Memang tidak bahagia, tidak ada suka cita, bertahan di dalam pekerjaan yang bossnya jahat, gajinya pas-pasan, bahkan usaha menuju dan pulang kantor saja sangat berat. Hati dan jiwa rasanya ingin segera bebas merdeka, tetapi menurutnya, bertahan di dalam pekerjaan itu seolah-olah yaitu satu-satunya pilihan logis dan rasional.
Hidup seatap dengan mertua itu menciptakan hati menjadi sangat tidak nyaman. Tidak ada kemerdekaan, tak ada kemandirian. Akan tetapi, “entah mengapa” ketaknyamanan berdasarkan logika sadar itu diterima hingga belasan tahun.
Ya, mengapa situasi jelek yang kalau dipikir secara sadar memang menjadikan rasa tidak aman, tidak damai, tidak sejahtera, itu berjalan bahkan hingga bertahun-tahun? Jangan-jangan, bersama-sama menjadikan rasa nyaman dan aman? Betul. Menimbulkan rasa kondusif di bawah sadar.
Jadi? Ada pergolakan, ada pertentangan, antara kesadaran dan ketaksadaran. Secara sadar, mereka tahu bahwa situasi tersebut buruk. Namun, secara tidak sadar, mereka tidak tahu cara untuk keluar dari keadaan yang meninabobokan itu, situasi yang penuh topeng itu. Bukan hanya tidak tahu, mereka juga tidak bisa untuk keluar. Mengapa?
Karena komponen-komponen dirinya belum selaras. Ia belum mempunyai diri yang utuh, kepercayaan dirinya kurang sehat. Dengan berada di antara orang-orang yang juga belum matang yang sama-sama berada dalam suasana yang berdasarkan logika sehat bersama-sama tidak sehat itu terasa baik-baik saja.
Ya, sesekali sih mereka akan memikir bahwa situasi yang dijalaninya ini tidak enak, tetapi beberapa menit kemudian, ia sudah kembali mengikuti rutinitas tak sehat yang sudah berjalan belasan bahkan puluhan tahun itu. Tentu perlu teknik khusus untuk mengetahui apa dan bagaimana penyebab ketakselaran diri.
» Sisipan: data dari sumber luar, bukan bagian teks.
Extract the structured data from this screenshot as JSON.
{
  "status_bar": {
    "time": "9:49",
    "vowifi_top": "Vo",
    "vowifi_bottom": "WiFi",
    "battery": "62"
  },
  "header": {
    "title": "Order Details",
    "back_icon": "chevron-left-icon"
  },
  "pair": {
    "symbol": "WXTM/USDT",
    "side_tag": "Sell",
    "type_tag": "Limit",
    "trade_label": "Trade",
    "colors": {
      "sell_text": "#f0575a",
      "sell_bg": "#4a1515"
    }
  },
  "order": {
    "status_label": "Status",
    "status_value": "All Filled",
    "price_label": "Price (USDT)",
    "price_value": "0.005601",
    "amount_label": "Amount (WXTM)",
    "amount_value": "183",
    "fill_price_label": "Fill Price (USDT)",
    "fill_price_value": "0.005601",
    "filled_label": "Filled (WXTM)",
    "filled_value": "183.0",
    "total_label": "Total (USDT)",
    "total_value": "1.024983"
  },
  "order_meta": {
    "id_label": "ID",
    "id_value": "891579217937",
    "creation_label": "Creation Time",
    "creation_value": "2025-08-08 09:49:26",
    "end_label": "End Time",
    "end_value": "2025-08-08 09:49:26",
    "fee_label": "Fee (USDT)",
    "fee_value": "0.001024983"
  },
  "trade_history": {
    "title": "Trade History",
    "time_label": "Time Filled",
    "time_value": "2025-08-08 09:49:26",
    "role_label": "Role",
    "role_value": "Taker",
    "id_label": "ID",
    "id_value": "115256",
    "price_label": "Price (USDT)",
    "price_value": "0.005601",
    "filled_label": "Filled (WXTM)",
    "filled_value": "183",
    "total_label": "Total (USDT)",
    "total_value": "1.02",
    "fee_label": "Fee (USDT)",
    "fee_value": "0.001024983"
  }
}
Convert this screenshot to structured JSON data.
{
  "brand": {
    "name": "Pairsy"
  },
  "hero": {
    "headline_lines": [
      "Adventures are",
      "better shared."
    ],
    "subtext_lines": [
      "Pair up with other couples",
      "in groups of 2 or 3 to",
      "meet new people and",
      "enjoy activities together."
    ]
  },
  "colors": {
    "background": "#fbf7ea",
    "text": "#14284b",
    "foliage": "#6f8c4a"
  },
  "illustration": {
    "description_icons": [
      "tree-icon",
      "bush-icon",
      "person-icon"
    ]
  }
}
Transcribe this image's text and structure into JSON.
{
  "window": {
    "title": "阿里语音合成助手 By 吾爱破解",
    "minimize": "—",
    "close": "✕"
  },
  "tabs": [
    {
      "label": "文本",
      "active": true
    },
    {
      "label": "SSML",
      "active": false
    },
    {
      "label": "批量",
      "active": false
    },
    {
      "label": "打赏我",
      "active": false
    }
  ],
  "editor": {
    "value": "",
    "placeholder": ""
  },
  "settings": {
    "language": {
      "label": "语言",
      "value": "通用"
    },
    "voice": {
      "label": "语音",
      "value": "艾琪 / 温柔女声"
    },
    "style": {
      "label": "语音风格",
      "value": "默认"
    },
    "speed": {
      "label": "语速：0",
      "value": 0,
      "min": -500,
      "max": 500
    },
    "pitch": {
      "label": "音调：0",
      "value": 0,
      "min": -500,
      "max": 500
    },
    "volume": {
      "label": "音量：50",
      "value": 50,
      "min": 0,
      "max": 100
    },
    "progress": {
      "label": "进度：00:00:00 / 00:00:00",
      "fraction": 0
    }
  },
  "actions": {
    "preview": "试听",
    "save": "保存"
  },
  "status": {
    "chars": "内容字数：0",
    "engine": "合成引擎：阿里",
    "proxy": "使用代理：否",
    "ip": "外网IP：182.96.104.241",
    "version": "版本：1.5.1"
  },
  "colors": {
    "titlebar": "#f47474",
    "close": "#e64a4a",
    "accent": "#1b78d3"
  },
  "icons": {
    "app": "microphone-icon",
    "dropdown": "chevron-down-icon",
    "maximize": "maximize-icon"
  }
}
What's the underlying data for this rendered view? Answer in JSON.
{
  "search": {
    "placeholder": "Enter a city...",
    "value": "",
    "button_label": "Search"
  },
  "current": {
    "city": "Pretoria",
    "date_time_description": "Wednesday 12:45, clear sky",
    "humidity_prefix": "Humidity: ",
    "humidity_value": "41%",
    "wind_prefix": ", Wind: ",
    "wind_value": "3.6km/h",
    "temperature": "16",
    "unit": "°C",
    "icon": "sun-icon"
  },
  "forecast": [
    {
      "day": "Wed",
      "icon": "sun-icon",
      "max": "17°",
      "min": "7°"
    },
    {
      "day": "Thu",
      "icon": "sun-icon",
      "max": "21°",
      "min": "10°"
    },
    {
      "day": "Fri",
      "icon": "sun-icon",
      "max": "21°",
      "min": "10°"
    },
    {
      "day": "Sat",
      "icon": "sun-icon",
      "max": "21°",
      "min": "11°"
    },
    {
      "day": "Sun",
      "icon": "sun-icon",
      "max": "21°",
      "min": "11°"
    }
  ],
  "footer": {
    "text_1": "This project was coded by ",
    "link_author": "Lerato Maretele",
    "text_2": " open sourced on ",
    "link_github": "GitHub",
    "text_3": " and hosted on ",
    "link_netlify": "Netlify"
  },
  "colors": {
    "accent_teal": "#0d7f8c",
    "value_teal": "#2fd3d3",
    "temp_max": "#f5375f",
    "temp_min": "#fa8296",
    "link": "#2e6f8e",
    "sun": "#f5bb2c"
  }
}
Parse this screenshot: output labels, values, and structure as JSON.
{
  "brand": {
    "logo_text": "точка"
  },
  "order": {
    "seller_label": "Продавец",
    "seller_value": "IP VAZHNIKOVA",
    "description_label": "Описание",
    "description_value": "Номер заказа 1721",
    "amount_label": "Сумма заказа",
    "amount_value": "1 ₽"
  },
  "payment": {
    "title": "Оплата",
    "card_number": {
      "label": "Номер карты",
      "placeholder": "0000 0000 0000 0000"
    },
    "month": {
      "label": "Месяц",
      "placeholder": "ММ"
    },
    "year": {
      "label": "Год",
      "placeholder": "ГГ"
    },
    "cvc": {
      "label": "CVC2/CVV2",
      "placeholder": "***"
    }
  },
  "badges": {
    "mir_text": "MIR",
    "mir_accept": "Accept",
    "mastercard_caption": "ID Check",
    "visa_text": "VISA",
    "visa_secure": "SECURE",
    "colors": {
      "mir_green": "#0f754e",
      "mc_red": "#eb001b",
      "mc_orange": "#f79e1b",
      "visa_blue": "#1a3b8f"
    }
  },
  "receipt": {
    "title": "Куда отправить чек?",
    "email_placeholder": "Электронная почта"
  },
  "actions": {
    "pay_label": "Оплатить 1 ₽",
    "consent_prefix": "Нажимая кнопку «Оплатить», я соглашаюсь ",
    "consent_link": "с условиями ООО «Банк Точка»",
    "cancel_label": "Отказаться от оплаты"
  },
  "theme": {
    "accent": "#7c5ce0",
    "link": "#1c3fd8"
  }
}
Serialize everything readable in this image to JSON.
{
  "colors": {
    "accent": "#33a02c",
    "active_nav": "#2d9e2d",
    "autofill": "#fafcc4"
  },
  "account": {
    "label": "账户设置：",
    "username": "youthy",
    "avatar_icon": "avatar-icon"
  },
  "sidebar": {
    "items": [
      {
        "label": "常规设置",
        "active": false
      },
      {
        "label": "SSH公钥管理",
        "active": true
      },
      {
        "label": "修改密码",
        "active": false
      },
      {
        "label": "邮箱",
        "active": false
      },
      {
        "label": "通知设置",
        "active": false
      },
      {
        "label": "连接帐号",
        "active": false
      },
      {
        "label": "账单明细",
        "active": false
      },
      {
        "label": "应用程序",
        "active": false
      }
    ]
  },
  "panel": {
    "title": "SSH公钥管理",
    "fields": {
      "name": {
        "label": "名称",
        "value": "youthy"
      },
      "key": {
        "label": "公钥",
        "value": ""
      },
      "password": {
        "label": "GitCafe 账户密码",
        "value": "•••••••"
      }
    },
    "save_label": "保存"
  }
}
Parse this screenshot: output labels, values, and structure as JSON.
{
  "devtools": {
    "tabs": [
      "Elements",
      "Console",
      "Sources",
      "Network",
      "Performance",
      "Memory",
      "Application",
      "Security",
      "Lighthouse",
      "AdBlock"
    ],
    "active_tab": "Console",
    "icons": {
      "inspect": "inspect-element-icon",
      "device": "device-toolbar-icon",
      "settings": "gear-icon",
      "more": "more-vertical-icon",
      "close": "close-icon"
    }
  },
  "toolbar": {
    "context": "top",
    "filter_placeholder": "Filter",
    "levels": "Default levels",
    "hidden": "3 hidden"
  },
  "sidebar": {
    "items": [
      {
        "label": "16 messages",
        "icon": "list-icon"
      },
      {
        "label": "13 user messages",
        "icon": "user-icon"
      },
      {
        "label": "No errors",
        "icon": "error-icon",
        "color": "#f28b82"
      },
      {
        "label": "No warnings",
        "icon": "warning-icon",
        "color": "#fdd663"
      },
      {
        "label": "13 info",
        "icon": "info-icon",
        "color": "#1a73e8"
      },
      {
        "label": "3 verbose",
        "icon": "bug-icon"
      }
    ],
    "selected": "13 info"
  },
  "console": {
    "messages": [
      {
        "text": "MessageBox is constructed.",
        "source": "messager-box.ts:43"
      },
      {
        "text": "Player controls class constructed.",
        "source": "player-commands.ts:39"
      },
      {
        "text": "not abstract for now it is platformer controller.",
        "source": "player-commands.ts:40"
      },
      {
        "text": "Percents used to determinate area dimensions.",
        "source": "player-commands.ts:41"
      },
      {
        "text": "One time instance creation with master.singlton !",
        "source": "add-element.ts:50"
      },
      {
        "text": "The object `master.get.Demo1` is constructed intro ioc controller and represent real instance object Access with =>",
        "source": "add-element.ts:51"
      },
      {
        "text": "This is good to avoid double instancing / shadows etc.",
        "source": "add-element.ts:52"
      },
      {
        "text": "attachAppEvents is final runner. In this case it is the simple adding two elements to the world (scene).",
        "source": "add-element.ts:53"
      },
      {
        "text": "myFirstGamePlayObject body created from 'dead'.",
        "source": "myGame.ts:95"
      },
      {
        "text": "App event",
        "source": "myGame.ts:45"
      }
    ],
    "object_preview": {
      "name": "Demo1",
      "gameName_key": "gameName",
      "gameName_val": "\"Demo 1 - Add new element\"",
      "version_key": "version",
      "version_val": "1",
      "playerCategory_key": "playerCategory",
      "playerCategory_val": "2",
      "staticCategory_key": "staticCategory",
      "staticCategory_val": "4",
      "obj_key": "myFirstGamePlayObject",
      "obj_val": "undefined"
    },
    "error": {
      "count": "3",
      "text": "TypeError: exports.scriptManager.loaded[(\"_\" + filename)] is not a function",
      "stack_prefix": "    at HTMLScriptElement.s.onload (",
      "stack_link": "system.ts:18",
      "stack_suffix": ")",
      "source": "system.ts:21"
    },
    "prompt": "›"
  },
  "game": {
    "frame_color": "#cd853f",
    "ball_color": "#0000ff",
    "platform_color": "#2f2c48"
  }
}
Dan perlu intervensi-intervensi khusus pula untuk menciptakan diri menjadi selaras biar terus berkembang.
Keadaan menyerupai itulah yang tergambar dari tanda tangan yang mengandung “cangkang” atau “penjara.” Masih ada lebih dari 5000 simbol lain dalam grafologi — ilmu dan metoda mengidentifikasi dan menganalisis kepribadian seseorang berdasar tanda tangan dan goresan pena tangannya. Tetapi, grafologi holistik lebih dari sekadar membaca simbol belaka. Analisnya alias grafolog yang berguru grafologi holistik, bukan yang simbolik, akan mengintegrasikan satu simbol itu dengan aneka macam simbol lainnya, baik dari tanda tangan maupun goresan pena tangan, serta tata letaknya untuk memahami psikodinamika kepribadian kliennya atau analisannya.
Untuk memahami lebih lanjut kecenderungan ini dan ciri-ciri kepribadian lainnya, Anda sanggup mengikuti pembinaan “Certified Graphology and Handwriting Analyst” (CGA). Pelatihan grafologi ini dalam waktu akrab akan diadakan di dua kota, Bandung dan Jakarta.
Bandung, 21 – 23 Oktober 2016
Jakarta, 5, 6,12 November 2016
Untuk Bandung, hubungi @Ratna Dewanti di 0812-2313-987
dan Gregorius Tjai Ven Lie di 0899-9472-240.
Untuk Jakarta, hubungi Eveline di Meliora Learning-Academy: 0818-0828-0219.